We should also recall that the reaction to the Brazil coup — and possible involvement in it — was no exception. Rather, it was the norm after 1962, when JFK changed the mission of the Latin American military from anachronistic “hemispheric defense” to very live “internal security.” The predictable results were described by Charles Maechling, who led U.S. counterinsurgency and internal defense planning from 1961 to 1966. Kennedy’s 1962 decision, he wrote, shifted the U.S. stand from toleration “of the rapacity and cruelty of the Latin American military” to “direct complicity” in their crimes, to U.S. support for “the methods of Heinrich Himmler’s extermination squads.”
Those who might innocently believe that things have changed can turn to the Obama-Clinton reaction to the military coup in Honduras in 2009, overthrowing the mildly reformist Zelaya government. Their support for the coup, almost alone, helped turn Honduras into one of the murder capitals of the world, stimulating a flood of terrified refugees now cruelly and illegally turned back at the U.S. border, if they can make it that far through the barriers imposed by U.S. clients.

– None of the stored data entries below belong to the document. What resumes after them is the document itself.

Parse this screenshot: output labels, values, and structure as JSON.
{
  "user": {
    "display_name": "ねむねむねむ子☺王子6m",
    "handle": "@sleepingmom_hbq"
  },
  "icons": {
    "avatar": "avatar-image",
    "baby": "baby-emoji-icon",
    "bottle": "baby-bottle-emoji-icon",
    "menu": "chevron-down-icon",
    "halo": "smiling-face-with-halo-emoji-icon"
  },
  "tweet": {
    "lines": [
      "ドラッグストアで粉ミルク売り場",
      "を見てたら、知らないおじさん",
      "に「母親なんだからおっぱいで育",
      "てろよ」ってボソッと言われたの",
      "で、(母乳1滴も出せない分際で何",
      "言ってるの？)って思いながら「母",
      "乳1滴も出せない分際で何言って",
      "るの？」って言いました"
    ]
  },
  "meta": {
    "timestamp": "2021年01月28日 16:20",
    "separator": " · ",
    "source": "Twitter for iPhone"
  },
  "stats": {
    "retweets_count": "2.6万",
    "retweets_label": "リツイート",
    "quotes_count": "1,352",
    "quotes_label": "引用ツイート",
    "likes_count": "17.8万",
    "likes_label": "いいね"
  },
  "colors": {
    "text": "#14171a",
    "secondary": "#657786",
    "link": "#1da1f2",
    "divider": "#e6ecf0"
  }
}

The rich and ugly record might suggest something about Washington’s possible reaction to actions by the Brazilian military to “save the country from Communism.”
Peruvians elected as their president last month Pedro Castillo, a teacher and labor union leader, but the far right opponent Keiko Fujimori and her supporters are refusing the accept the outcome by crying fraud, allegations which have been rejected by international observers and while both the European Union and the United States praised the conduct of the election. But in places like Chile and Colombia, the right is also under pressure by citizens fed up with neoliberalism. Is another “pink tide” in the making across South America?
In Chile, a remarkable popular uprising is seeking to free the country at last from the clutches of the Pinochet dictatorship, a criminal enterprise backed even more strongly than usual by the U.S., with particular enthusiasm by the “libertarians” who then turned to launching the global neoliberal assault of the past 40 years. Colombia is being subjected to yet another renewal of the state and paramilitary violence escalated by Kennedy in 1962, when his military mission to Colombia, led by Marine Gen. William Yarborough, recommended “paramilitary sabotage and/or terrorist activities against known communist proponents,” which “should be backed by the United States” — as it has been through many horrifying years, recently Clinton’s Plan Colombia.
There is turmoil and uncertainty throughout the hemisphere, including “the colossus of the North.” What happens here will, as always, have enormous impact.